Steve Marchant, Broadhempston, UK
Our manufacturing might have declined, but at least we have dealt with the main issues surronding it. Germany, USA etcetra are going to suffer as manufacturing there will eventually shift to Eastern Europe, Africa & Asia
It's not really our worth keep some of the manufacturing like toys etcetra. Im sure Britain benifits because we can buy it for a quid, and sell it down the chain for say 10 quid. and Britain makes all the 10 quid in the middle. We might not create physical stuff, but we do create 'Value'
chetas, croydon, surrey
Ryan Soh: no.
Alex Johnson, London, UK
The analysis presented here accuses the Government of Messrs Blair and Brown of riding a wave of cheap money to finance consumption both private and public. Furthermore the City has been made a comfortable place for rich financiers to play high and low finance utilising generous tax breaks and loose regulation.
It feels like 18th Century Britain when the toffs covered their noses and the people wallowed in vice and gin.
I think Tony Blair was looking for a legacy, perhaps this is it. He can view it from the comfort of his next important assignment.
peter boswell, chagford, uk
Kevin
I agree Thatcher saw this country as a nation of shop keepers and did little to rebuild our ailing manuafacturing sector seeing this as out dated and unecessay.
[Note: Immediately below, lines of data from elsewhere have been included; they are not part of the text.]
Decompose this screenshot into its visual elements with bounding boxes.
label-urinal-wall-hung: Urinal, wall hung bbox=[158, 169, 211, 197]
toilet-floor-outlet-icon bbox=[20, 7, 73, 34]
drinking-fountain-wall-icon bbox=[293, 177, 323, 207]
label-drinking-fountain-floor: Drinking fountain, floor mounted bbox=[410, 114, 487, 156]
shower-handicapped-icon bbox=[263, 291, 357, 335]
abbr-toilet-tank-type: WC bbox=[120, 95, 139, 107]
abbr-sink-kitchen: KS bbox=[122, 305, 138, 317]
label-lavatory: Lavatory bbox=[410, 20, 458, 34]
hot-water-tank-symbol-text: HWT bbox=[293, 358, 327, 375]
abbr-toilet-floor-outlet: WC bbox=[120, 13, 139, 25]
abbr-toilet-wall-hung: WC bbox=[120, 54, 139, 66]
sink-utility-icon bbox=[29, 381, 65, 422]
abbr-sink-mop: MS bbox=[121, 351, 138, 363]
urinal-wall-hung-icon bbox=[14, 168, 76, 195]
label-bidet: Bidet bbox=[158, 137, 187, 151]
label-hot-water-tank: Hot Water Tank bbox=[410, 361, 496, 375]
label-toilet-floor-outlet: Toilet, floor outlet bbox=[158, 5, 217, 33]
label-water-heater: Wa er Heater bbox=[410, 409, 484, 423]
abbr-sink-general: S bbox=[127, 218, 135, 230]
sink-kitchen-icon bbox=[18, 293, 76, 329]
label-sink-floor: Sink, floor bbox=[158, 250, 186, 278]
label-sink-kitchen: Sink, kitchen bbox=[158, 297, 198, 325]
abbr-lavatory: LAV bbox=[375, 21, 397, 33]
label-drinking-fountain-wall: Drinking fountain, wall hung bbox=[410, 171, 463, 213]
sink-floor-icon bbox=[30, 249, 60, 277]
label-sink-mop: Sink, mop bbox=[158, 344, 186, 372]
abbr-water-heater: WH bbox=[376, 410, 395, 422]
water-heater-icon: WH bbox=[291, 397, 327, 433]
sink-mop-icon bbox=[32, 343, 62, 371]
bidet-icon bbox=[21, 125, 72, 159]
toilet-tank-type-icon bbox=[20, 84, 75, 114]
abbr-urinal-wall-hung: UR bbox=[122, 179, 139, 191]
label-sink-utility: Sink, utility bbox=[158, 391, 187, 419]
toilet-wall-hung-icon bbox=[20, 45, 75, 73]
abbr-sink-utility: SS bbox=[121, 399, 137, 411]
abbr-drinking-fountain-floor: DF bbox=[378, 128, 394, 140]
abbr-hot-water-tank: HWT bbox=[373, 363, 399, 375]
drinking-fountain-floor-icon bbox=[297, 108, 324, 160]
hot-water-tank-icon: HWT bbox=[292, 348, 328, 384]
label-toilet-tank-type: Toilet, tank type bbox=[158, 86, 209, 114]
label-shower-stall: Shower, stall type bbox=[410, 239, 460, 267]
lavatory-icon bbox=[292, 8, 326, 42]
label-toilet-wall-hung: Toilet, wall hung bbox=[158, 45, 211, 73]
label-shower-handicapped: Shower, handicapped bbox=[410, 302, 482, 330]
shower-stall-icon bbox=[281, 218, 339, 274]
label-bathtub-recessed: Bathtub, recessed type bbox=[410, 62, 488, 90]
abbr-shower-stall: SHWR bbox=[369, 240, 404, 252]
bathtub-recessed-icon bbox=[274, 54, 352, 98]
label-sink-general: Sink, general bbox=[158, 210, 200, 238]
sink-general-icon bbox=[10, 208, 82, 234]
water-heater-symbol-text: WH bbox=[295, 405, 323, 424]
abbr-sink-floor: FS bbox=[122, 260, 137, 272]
The current labour government have continued to bulld on economy based on financial services and house price inflation. Now financial services are failing and the house price bubble has burst we are looking a a serious economic situation. Politicans should face up to the mess they have created and look for solutions not platitudes and back patting whilst they claim their tax free expenses.
david barker, eastbourne,
With regard to the Chancellor's third confidence call and the Government's determination to keep âthe UK business environment one of the best in the worldâ the plans to change the tax rules for non-doms appear to be particularly ill-timed.
Bart van Mourik, Abingdon, Oxfordshire
Spot on, Ryan Soh...New Zealand is not a leading economy. Ranked 61st in the world on GDP (purchasing power parity).
Neil, Southampton, England
Sadly these problems began in the so called glorious Thatcher years. Quite rightly inefficient, unproductive British manufacuturing industry was wiped out but the Tory government failed to have a strategy to rebuild in niche areas as the Americans did. Sad to think the main use of North Sea oil in the 80's was to pay for unemployment benefit. Just think what could have been done in terms of re-investment!
Kevin Thompson, High Wycombe, UK
So New Zealand is not a leading economy?
Ryan Soh, Aldgate East, London, England, United Kingdom
I have grave concerns about the UK economy.September 2005,£1 trillion consumer debt,February 2008,£1.4 trillion consumer debt.No wonder the economy has grown.Inflation is rising yet the BOE are cutting rates.Why are they doing this?The UK cannot spent its way into a recession,can it spend its way out without inflation?
stephen Hulton, eure, France
The UK economy grew all right. It grew its trade deficit, its household debt and house prices. It also grew the size of the City bonus. Everything else shrank.